In essence, expected utility helps determine the best course of action when faced with multiple choices with uncertain results. It provides a way to make consistent choices by considering not only the likelihood of each outcome but also the relative importance, or utility, of those outcomes to the decisionmaker.
How to calculate expected utility — Expected utility formula
To understand how to calculate expected utility theory, let’s consider an example with two possible investment outcomes:
 Investment A:
 Probability: 40%
 Monetary value: $10,000
 Investment B:
 Probability: 60%
 Monetary value: $20,000
You can calculate the expected utility using the following steps:

Assess the probability and monetary value of event 1.
First, determine the likelihood of Investment A occurring and its potential payoff. Here, Investment A has a 40% chance of happening, and its monetary value is
$10,000
. To facilitate this calculation, you can also check out our probability calculator. 
Evaluate the probability and monetary value of event 2.
Next, establish the probability of Investment B and its corresponding payoff. Investment B has a 60% probability and a monetary value of
$20,000
. 
Compute the expected utility.
Now, you can calculate the expected utility using the expected utility formula, where the utility of the monetary value is the square root of the monetary value (to represent utility in this example):
expected utility = (probability of event 1 × (monetary value 1 ^ 0.5)) + (probability of event 2 × (monetary value 2 ^ 0.5))
For the given example:
expected utility = (0.4 × ($10,000 ^ 0.5)) + (0.6 × ($20,000 ^ 0.5)) = 124.85
By calculating expected utility, individuals or firms can make informed decisions that maximize their overall satisfaction or return based on the utility derived from different financial outcomes.
The role of expected utility in strategic decision making
The concept of expected utility is vital for strategic decisionmaking in uncertain environments. It allows businesses and individuals to make choices aligned with their objectives and risk preferences. Here's how the expected utility can guide strategic decisions:

Incorporating risk into planning
Decisionmakers use expected utility to factor in the risk associated with various outcomes. By assigning probabilities and utilities to different scenarios, they can evaluate which decision will likely yield the best adjustedforrisk result.
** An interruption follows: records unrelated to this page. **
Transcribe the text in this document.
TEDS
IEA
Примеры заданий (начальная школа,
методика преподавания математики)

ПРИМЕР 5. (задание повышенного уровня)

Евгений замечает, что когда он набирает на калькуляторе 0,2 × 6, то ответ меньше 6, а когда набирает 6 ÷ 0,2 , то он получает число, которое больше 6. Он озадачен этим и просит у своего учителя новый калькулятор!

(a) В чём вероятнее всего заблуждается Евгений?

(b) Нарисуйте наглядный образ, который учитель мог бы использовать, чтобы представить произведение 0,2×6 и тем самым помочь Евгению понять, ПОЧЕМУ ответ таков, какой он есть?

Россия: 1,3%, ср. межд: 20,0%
Optimizing portfolio management
In finance, expected utility is used to balance portfolios by assessing the riskreward tradeoff of various investments. Investors might choose a mix of assets that maximizes expected utility, which may not necessarily be the mix with the highest expected return due to differing risk profiles.

Guiding business investments
Companies often face investment decisions with uncertain returns. Expected utility allows them to choose investments that best align with their financial strategies and risk tolerance levels, potentially avoiding choices that, while lucrative, could jeopardize the company's financial stability if risks materialize.

Negotiations and contracts
In negotiations, understanding the expected utility of different contract terms can help negotiators to prioritize which terms to push for and which to compromise on, based on the relative value and likelihood of each outcome.

Market analysis and product development
Expected utility can inform decisions about entering new markets or developing new products by helping to predict whether the potential gains outweigh the risks and costs.

Utility as a driver of value creation
Beyond financial metrics, expected utility highlights that value creation for a company also depends on qualitative factors, such as customer satisfaction or brand reputation, which can be integrated into decisionmaking through utility functions that capture more than just monetary gain.
In conclusion, calculating expected utility provides a structured approach to decisionmaking when outcomes are uncertain. It can inform a broad range of strategic decisions by quantifying the desirability of different choices in accordance with the decisionmaker's goals and risk appetite.
How can I calculate the expected utility of a single event?
You can calculate the expected utility in three steps:

Determine the probability of the event.

Determine the utility value of the outcome.

Apply the expected utility formula:
expected utility = probability × utility value
What is the expected utility for a 50% event with a utility value of $100?
The expected utility of this event will be 50. You can calculate this using this formula:
expected utility = probability × utility value
Can expected utility be negative?
Yes, if the outcomes are undesirable and the utility values assigned are negative, the expected utility can be negative, indicating a loss or negative impact.
How does risk aversion affect expected utility?
Risk aversion can shape the utility function, typically resulting in a concave function that reflects the principle of diminishing marginal utility, meaning the more we have of something, the less additional units of it are worth to us.